SÃO PAULO
De todos os resíduos urbanos que poderiam ser reciclados no Brasil, só 4% cumprem esse destino. É essa realidade que startups focadas em soluções socioambientais querem mudar, ligando consumidores, cooperativas, recicladoras e indústrias para gerar lucro e renda.
“Funcionamos como um hub, colocando a indústria em contato direto com as cooperativas e garantindo um valor mais alto pela venda dos materiais descartados”, afirma Saulo Ricci, 38, criador da Coletando Soluções, sediada em Barueri (região metropolitana de São Paulo).
Empresas que atuam no setor também viabilizam a aquisição de notas fiscais sobre a reciclagem de determinados volumes de resíduos, de modo a assegurar a confiabilidade da logística reversa.
No caso da Coletando, a rastreabilidade das embalagens permite identificar onde os produtos foram comercializados e consumidos, informações que são vendidas a marcas interessadas.Segundo Saulo, o empreendimento evitou que 800 toneladas de embalagens acabassem em lixões e aterros nos últimos três anos. Esse material gerou mais de R$ 380 mil em renda para cooperativas e catadores. O faturamento saltou de R$ 150 mil em 2018 para R$ 2 milhões nos primeiros seis meses de 2021.
Em 2020, a startup iniciou um programa de licenciamento de marca, ao qual já aderiram 13 cooperativas e outras 195 são candidatas. Elas recebem treinamento e um caminhão ou triciclo.
A fórmula da Coletando contempla outros elos da cadeia de reciclagem.
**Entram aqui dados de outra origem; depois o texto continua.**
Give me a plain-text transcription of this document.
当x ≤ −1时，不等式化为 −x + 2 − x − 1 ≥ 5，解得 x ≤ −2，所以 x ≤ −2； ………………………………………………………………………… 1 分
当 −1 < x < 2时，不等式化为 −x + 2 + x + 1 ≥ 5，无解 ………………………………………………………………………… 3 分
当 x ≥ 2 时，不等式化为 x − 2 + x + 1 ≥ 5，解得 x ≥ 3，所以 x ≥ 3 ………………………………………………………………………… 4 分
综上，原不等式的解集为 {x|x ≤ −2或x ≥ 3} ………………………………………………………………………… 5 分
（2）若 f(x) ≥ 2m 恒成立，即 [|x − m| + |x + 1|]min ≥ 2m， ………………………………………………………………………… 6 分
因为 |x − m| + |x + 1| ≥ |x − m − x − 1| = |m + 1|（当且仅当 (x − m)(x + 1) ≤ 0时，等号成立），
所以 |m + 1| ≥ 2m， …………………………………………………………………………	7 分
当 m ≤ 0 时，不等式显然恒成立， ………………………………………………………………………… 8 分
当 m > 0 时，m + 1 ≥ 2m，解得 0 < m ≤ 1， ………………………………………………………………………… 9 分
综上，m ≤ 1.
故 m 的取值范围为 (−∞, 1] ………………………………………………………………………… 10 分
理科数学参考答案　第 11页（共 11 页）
Donos de pequenos comércios trocam seus recicláveis por valores creditados em um cartão de crédito pré-pago fornecido pela startup.
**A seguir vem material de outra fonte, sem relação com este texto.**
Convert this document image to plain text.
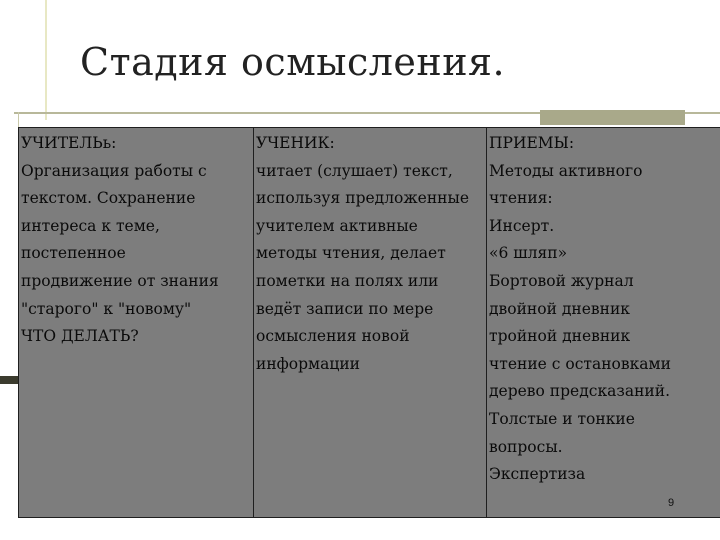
Стадия осмысления.
УЧИТЕЛЬь:
Организация работы с
текстом. Сохранение
интереса к теме,
постепенное
продвижение от знания
"старого" к "новому"
ЧТО ДЕЛАТЬ?

УЧЕНИК:
читает (слушает) текст,
используя предложенные
учителем активные
методы чтения, делает
пометки на полях или
ведёт записи по мере
осмысления новой
информации

ПРИЕМЫ:
Методы активного
чтения:
Инсерт.
«6 шляп»
Бортовой журнал
двойной дневник
тройной дневник
чтение с остановками
дерево предсказаний.
Толстые и тонкие
вопросы.
Экспертиза
9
Quem participa do programa de vantagens de outra empresa, a so+ma —presente em Salvador, São Paulo e Curitiba—, entrega resíduos e ganha pontos. Os créditos podem ser trocados por alimentos, itens de higiene, cursos e descontos em produtos e serviços. Os relatórios mostram que, de 2015 até agosto de 2021, mais de 11 mil famílias resgataram quase 37 mil recompensas.
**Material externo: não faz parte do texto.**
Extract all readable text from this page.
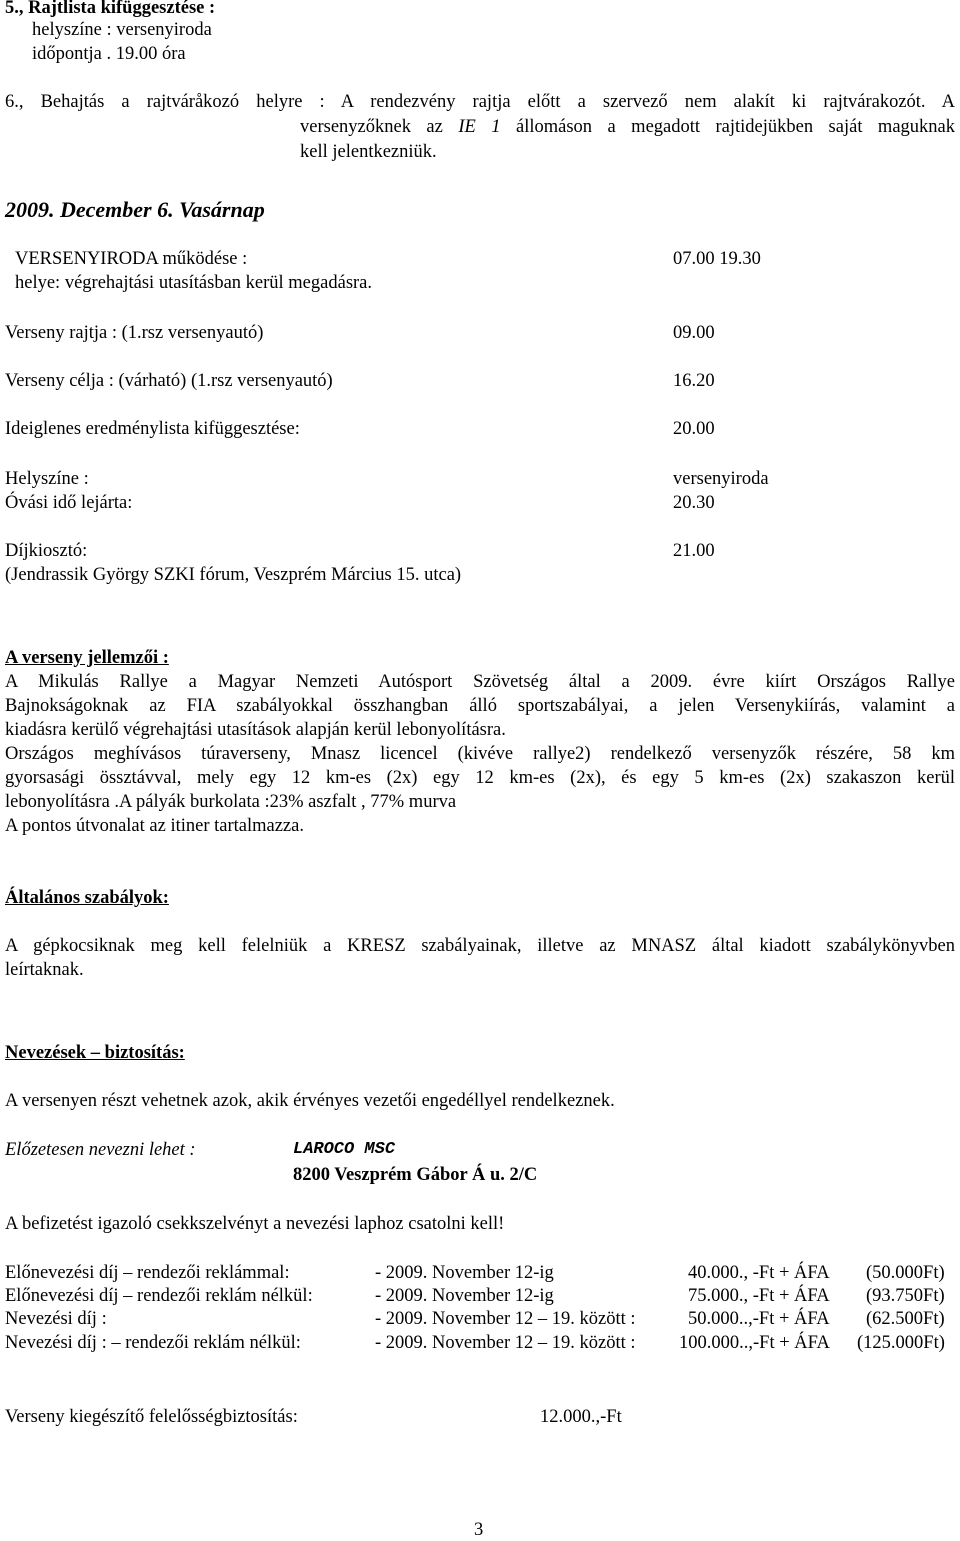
5., Rajtlista kifüggesztése :
helyszíne : versenyiroda
időpontja . 19.00 óra
6., Behajtás a rajtváråkozó helyre : A rendezvény rajtja előtt a szervező nem alakít ki rajtvárakozót. A
versenyzőknek az IE 1 állomáson a megadott rajtidejükben saját maguknak
kell jelentkezniük.
2009. December 6. Vasárnap
VERSENYIRODA működése :	07.00 19.30
helye: végrehajtási utasításban kerül megadásra.
Verseny rajtja : (1.rsz versenyautó)	09.00
Verseny célja : (várható) (1.rsz versenyautó)	16.20
Ideiglenes eredménylista kifüggesztése:	20.00
Helyszíne :	versenyiroda
Óvási idő lejárta:	20.30
Díjkiosztó:	21.00
(Jendrassik György SZKI fórum, Veszprém Március 15. utca)
A verseny jellemzői :
A Mikulás Rallye a Magyar Nemzeti Autósport Szövetség által a 2009. évre kiírt Országos Rallye
Bajnokságoknak az FIA szabályokkal összhangban álló sportszabályai, a jelen Versenykiírás, valamint a
kiadásra kerülő végrehajtási utasítások alapján kerül lebonyolításra.
Országos meghívásos túraverseny, Mnasz licencel (kivéve rallye2) rendelkező versenyzők részére, 58 km
gyorsasági össztávval, mely egy 12 km-es (2x) egy 12 km-es (2x), és egy 5 km-es (2x) szakaszon kerül
lebonyolításra .A pályák burkolata :23% aszfalt , 77% murva
A pontos útvonalat az itiner tartalmazza.
Általános szabályok:
A gépkocsiknak meg kell felelniük a KRESZ szabályainak, illetve az MNASZ által kiadott szabálykönyvben
leírtaknak.
Nevezések – biztosítás:
A versenyen részt vehetnek azok, akik érvényes vezetői engedéllyel rendelkeznek.
Előzetesen nevezni lehet :	LAROCO MSC
8200 Veszprém Gábor Á u. 2/C
A befizetést igazoló csekkszelvényt a nevezési laphoz csatolni kell!
Előnevezési díj – rendezői reklámmal:	- 2009. November 12-ig	40.000., -Ft + ÁFA (50.000Ft)
Előnevezési díj – rendezői reklám nélkül:	- 2009. November 12-ig	75.000., -Ft + ÁFA (93.750Ft)
Nevezési díj :	- 2009. November 12 – 19. között :	50.000..,-Ft + ÁFA (62.500Ft)
Nevezési díj : – rendezői reklám nélkül:	- 2009. November 12 – 19. között : 100.000..,-Ft + ÁFA (125.000Ft)
Verseny kiegészítő felelősségbiztosítás:	12.000.,-Ft
3
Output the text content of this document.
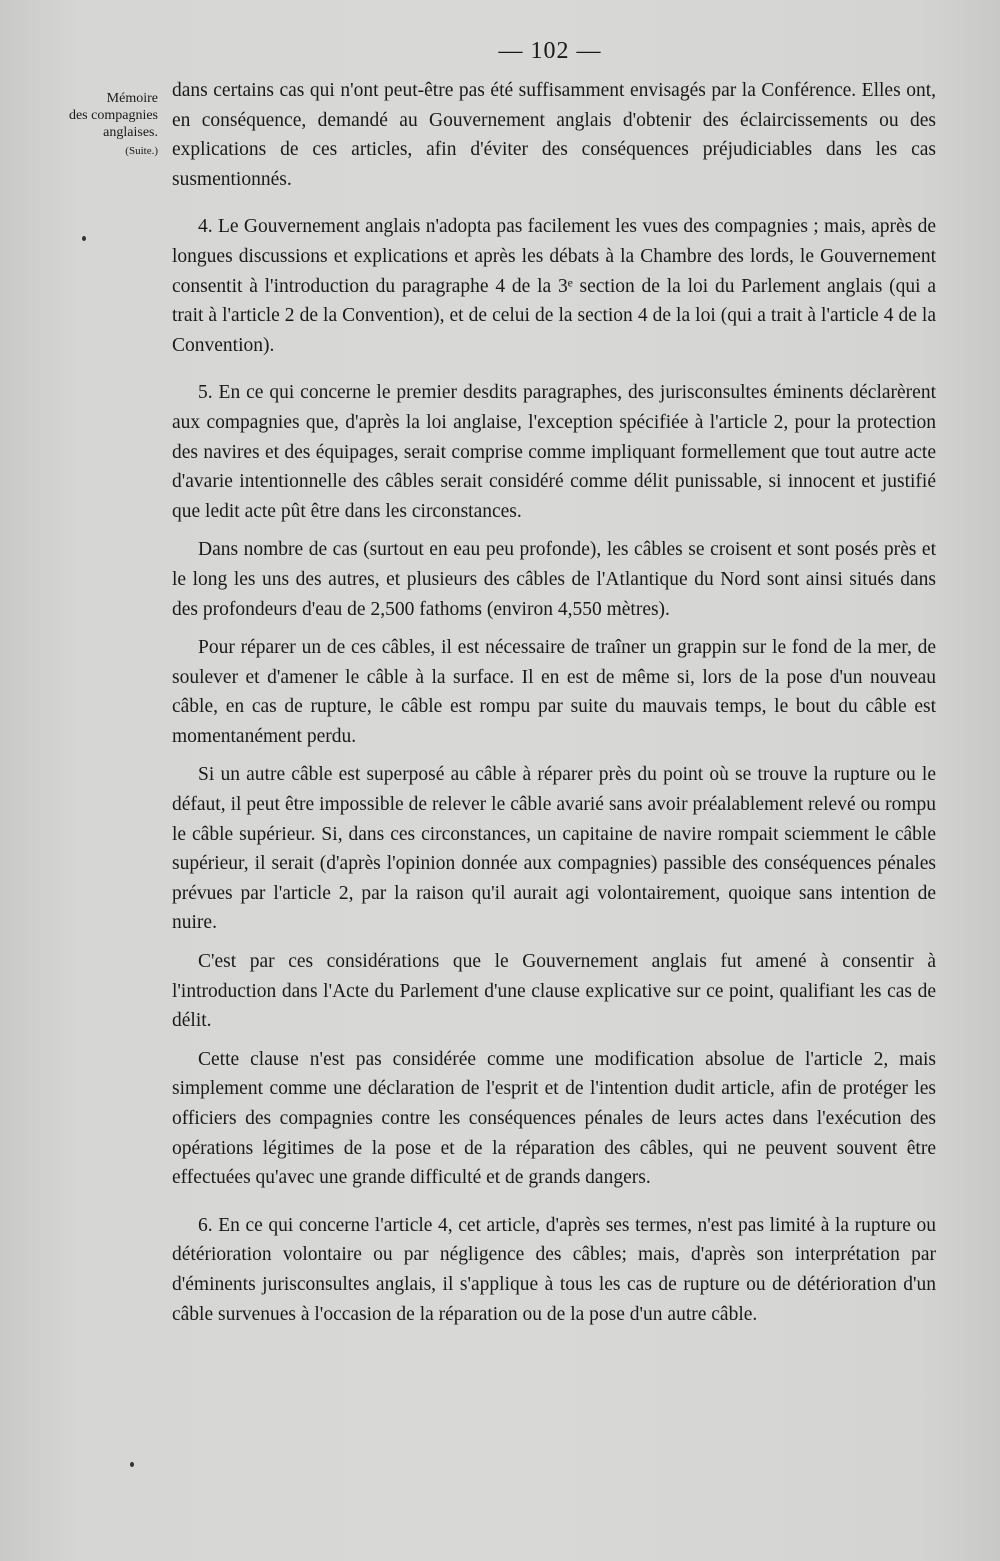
— 102 —
Mémoire
des compagnies
anglaises.
(Suite.)

dans certains cas qui n'ont peut-être pas été suffisamment envisagés par la Conférence. Elles ont, en conséquence, demandé au Gouvernement anglais d'obtenir des éclaircissements ou des explications de ces articles, afin d'éviter des conséquences préjudiciables dans les cas susmentionnés.

4. Le Gouvernement anglais n'adopta pas facilement les vues des compagnies ; mais, après de longues discussions et explications et après les débats à la Chambre des lords, le Gouvernement consentit à l'introduction du paragraphe 4 de la 3ᵉ section de la loi du Parlement anglais (qui a trait à l'article 2 de la Convention), et de celui de la section 4 de la loi (qui a trait à l'article 4 de la Convention).

5. En ce qui concerne le premier desdits paragraphes, des jurisconsultes éminents déclarèrent aux compagnies que, d'après la loi anglaise, l'exception spécifiée à l'article 2, pour la protection des navires et des équipages, serait comprise comme impliquant formellement que tout autre acte d'avarie intentionnelle des câbles serait considéré comme délit punissable, si innocent et justifié que ledit acte pût être dans les circonstances.

Dans nombre de cas (surtout en eau peu profonde), les câbles se croisent et sont posés près et le long les uns des autres, et plusieurs des câbles de l'Atlantique du Nord sont ainsi situés dans des profondeurs d'eau de 2,500 fathoms (environ 4,550 mètres).

Pour réparer un de ces câbles, il est nécessaire de traîner un grappin sur le fond de la mer, de soulever et d'amener le câble à la surface. Il en est de même si, lors de la pose d'un nouveau câble, en cas de rupture, le câble est rompu par suite du mauvais temps, le bout du câble est momentanément perdu.

Si un autre câble est superposé au câble à réparer près du point où se trouve la rupture ou le défaut, il peut être impossible de relever le câble avarié sans avoir préalablement relevé ou rompu le câble supérieur. Si, dans ces circonstances, un capitaine de navire rompait sciemment le câble supérieur, il serait (d'après l'opinion donnée aux compagnies) passible des conséquences pénales prévues par l'article 2, par la raison qu'il aurait agi volontairement, quoique sans intention de nuire.

C'est par ces considérations que le Gouvernement anglais fut amené à consentir à l'introduction dans l'Acte du Parlement d'une clause explicative sur ce point, qualifiant les cas de délit.

Cette clause n'est pas considérée comme une modification absolue de l'article 2, mais simplement comme une déclaration de l'esprit et de l'intention dudit article, afin de protéger les officiers des compagnies contre les conséquences pénales de leurs actes dans l'exécution des opérations légitimes de la pose et de la réparation des câbles, qui ne peuvent souvent être effectuées qu'avec une grande difficulté et de grands dangers.

6. En ce qui concerne l'article 4, cet article, d'après ses termes, n'est pas limité à la rupture ou détérioration volontaire ou par négligence des câbles; mais, d'après son interprétation par d'éminents jurisconsultes anglais, il s'applique à tous les cas de rupture ou de détérioration d'un câble survenues à l'occasion de la réparation ou de la pose d'un autre câble.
Claudia Pires, 49, fundadora da empresa, aposta na mudança de comportamento dos consumidores para elevar o índice nacional de reciclagem, que patina em 3,8%, de acordo com o ISLU 2020 (Índice de Sustentabilidade da Limpeza Urbana). Para comparar, a União Europeia reciclou 48% dos resíduos sólidos urbanos em 2016.
Claudia diz que o apoio da Heineken foi decisivo para a so+ma desenvolver a cadeia de reciclagem do vidro na capital baiana. “Por um lado, oferecemos a uma indústria vidreira de Sergipe as embalagens recolhidas pelos cooperados de Salvador e, por outro, garantimos que a fabricante de cerveja compre a produção de garrafas da fábrica sergipana.” Assim um material antes desprezado ganhou rentabilidade.
“Às vezes o que é reciclável não é lucrativo, por isso recomendo estudar bem a Política Nacional de Resíduos Sólidos e entender quais sãos os materiais que podem ser trabalhados”, diz Eder Max, consultor do Sebrae e especialista em marketing digital, inovação e planejamento.
Por incluírem componentes de ouro, prata e platina, computadores, TVs e celulares apresentam maior valor agregado. Contudo, como adverte Max, também contêm elementos tóxicos e exigem licença especial para armazenamento e reciclagem.
De acordo com o consultor, mesmo quem apenas oferece um ambiente virtual para compradores e vendedores deve estar atento à legislação. “Se pneus, eletrônicos ou outros materiais se extraviam e vão parar na natureza, o dono do marketplace está sujeito à responsabilidade solidária”, afirma.
O potencial de expansão é grande. Renato Paquet, 29, fez a startup Polen chegar a 24 estados, onde trabalha com quase 200 cooperativas.
“Agora elas contam com duas fontes de receita: uma pela venda dos resíduos e outra pelo serviço ambiental de triagem do lixo, que possibilita às empresas realizar ou comprar os créditos de logística reversa”, diz o empresário.
Por meio da tecnologia blockchain, o processo é rastreável. Estão acessíveis dados como a quantidade de cada tipo de material reciclável, num total que já supera 50 mil toneladas.